Why Work-Life Integration Is A Bad Idea

I love reading about leadership and business strategy and I am constantly amazed by how the same ideas can be re-branded hundreds of times over. Work-life balance is now passé. Integration is the latest aspiration. Work and personal lives are expected to be fluid and intertwined. And nothing will ever get 100% attention.

As a working mother, I understand the desire for flexibility in the workplace. I agree that the goal should be to find a way to be productive at work and present with your friends and family. But integration is just as much of a fallacy as balance. Work deadlines and family emergencies don’t occur in balance. And being singularly focused on a work project or a friend’s event doesn’t allow for checking email or social media at the same time.

Not every business owner wants the same size business. Not every parent wants the same career with the same demands that I may be willing or unwilling to take on. Building a life that accounts for what is important to an individual is dependent on the individual. Terms like work-life balance and integration imply that there is a particular goal we all should be achieving when in fact life does not always accommodate these aspirations.

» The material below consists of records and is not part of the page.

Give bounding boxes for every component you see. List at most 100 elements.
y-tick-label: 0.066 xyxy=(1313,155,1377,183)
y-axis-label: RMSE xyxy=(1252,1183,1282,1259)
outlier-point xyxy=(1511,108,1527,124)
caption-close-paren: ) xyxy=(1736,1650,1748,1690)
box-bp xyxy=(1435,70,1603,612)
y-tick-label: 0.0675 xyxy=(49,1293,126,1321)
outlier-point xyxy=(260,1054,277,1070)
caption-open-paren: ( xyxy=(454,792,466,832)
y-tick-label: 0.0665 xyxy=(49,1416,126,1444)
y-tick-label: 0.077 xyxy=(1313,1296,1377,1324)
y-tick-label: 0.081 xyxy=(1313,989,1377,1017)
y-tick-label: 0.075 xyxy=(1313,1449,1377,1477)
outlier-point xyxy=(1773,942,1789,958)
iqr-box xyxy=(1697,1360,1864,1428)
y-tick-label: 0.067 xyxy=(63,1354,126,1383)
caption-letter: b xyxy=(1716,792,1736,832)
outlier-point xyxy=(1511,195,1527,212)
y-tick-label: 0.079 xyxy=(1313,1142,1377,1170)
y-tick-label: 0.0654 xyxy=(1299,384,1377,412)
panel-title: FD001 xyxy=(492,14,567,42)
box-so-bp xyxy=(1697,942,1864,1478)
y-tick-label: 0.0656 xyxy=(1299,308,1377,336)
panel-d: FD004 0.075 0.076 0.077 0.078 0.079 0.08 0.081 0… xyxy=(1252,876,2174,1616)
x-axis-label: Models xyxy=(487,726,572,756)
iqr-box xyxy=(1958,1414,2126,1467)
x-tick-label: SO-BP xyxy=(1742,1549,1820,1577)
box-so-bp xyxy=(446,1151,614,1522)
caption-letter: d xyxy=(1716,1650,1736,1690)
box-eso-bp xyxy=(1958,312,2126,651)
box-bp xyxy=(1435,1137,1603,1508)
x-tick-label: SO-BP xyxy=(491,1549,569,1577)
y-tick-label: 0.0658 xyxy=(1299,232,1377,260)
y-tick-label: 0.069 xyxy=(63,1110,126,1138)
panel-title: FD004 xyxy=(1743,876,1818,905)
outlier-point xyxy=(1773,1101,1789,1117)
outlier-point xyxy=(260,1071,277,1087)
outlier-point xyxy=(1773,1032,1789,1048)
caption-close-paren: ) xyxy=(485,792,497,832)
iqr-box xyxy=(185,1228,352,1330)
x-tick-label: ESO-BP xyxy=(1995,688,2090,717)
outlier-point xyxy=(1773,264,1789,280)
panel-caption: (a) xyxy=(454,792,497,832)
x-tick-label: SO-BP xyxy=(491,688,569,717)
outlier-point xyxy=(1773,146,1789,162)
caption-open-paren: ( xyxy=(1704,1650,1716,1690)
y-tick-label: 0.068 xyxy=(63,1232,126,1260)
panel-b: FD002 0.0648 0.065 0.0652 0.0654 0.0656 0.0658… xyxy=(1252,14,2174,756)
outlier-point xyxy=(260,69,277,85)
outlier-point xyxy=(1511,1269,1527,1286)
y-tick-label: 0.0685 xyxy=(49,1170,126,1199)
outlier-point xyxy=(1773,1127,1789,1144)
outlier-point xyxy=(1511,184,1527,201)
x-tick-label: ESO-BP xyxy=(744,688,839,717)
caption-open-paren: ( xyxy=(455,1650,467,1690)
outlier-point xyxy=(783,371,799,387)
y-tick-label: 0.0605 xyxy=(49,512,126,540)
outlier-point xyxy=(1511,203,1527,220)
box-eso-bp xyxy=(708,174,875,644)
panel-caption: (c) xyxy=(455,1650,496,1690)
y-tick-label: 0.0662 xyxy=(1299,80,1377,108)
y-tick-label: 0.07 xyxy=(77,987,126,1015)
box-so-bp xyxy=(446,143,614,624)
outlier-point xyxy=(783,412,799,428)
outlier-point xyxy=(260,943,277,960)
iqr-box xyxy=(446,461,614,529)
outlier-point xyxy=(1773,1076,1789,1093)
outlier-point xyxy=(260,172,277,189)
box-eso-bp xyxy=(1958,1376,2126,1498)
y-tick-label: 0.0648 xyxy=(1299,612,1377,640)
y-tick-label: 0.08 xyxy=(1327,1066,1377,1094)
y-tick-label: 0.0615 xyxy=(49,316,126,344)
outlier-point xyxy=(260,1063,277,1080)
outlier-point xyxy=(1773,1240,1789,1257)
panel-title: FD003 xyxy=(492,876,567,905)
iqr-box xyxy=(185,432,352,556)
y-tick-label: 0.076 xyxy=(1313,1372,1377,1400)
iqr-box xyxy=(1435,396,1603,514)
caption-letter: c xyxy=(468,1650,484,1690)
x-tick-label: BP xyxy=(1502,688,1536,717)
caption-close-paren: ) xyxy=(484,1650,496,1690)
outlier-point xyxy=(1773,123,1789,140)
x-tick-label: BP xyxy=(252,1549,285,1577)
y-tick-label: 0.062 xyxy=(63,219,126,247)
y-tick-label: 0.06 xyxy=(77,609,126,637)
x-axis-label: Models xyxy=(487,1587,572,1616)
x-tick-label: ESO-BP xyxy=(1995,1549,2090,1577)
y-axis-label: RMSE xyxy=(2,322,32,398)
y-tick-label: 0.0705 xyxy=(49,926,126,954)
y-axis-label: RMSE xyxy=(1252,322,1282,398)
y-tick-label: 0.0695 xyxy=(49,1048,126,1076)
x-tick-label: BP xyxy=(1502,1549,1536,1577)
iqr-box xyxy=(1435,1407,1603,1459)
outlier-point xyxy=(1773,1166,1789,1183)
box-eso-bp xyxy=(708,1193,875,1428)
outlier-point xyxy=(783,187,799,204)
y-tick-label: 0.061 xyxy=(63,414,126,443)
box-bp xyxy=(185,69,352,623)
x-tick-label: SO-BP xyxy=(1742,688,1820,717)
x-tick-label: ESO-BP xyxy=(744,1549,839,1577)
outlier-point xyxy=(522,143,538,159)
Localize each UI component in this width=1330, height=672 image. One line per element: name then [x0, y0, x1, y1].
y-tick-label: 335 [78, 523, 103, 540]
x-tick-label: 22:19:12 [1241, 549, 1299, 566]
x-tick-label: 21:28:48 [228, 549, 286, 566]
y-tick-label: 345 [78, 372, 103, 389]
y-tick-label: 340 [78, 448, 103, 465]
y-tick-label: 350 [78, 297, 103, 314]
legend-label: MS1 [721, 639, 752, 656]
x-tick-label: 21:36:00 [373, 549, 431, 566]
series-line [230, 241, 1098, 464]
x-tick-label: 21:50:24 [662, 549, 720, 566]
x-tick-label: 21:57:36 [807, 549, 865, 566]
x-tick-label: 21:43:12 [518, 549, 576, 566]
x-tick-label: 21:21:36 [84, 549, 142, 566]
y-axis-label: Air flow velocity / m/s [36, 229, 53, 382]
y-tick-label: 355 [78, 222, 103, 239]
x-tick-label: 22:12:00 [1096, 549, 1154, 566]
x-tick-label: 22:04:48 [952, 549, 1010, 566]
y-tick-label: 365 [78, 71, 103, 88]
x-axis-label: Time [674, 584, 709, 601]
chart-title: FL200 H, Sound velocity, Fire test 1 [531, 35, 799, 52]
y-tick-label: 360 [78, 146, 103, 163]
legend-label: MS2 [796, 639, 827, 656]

The thing that particularly bugs me about the term “integration” is the idea that we should have our attention focused in multiple directions at the same time. A few months ago I attended an event to hear a CEO from a Fortune 500 company speak on the issues of leadership and implicit bias. At the end of her presentation, a man from the audience inquired whether she had ever worked for anyone who demonstrated the leadership skills she described. She responded that she had worked for someone who embodied the leadership qualities she strives for and who valued work-life “balance.” The CEO she described came into work each day at 8:30 am and left each day at 5:00 pm. There were no smart phones and there was no internet at that time. Off duty business was rarely required and, when it was, it was over the phone or in person. That same CEO led a long established organization through its highest period of growth and profitability in its history. Since that CEO resigned, none of his successors have achieved the same growth or profitability levels.

Being intrigued by this example of leadership, I asked the CEO standing before us how she demonstrates that level of work-life “balance” for her employees in this day and age of 24 hour connectivity. She responded that she doesn’t strive for work-life balance, but instead focuses on “integration.” The example she gave was disheartening. She said “If you and your husband are out to dinner and you need to respond to work emails, it would be rude to just take out your phone. But, if you ask him if he has some work he needs to do and you both take out your phones; that is integration.”

To me, that just sounds depressing. Call me crazy, but I want to enjoy spending time with whomever I am with. And, if there is a true emergency at work or at home, I hope I get a phone call.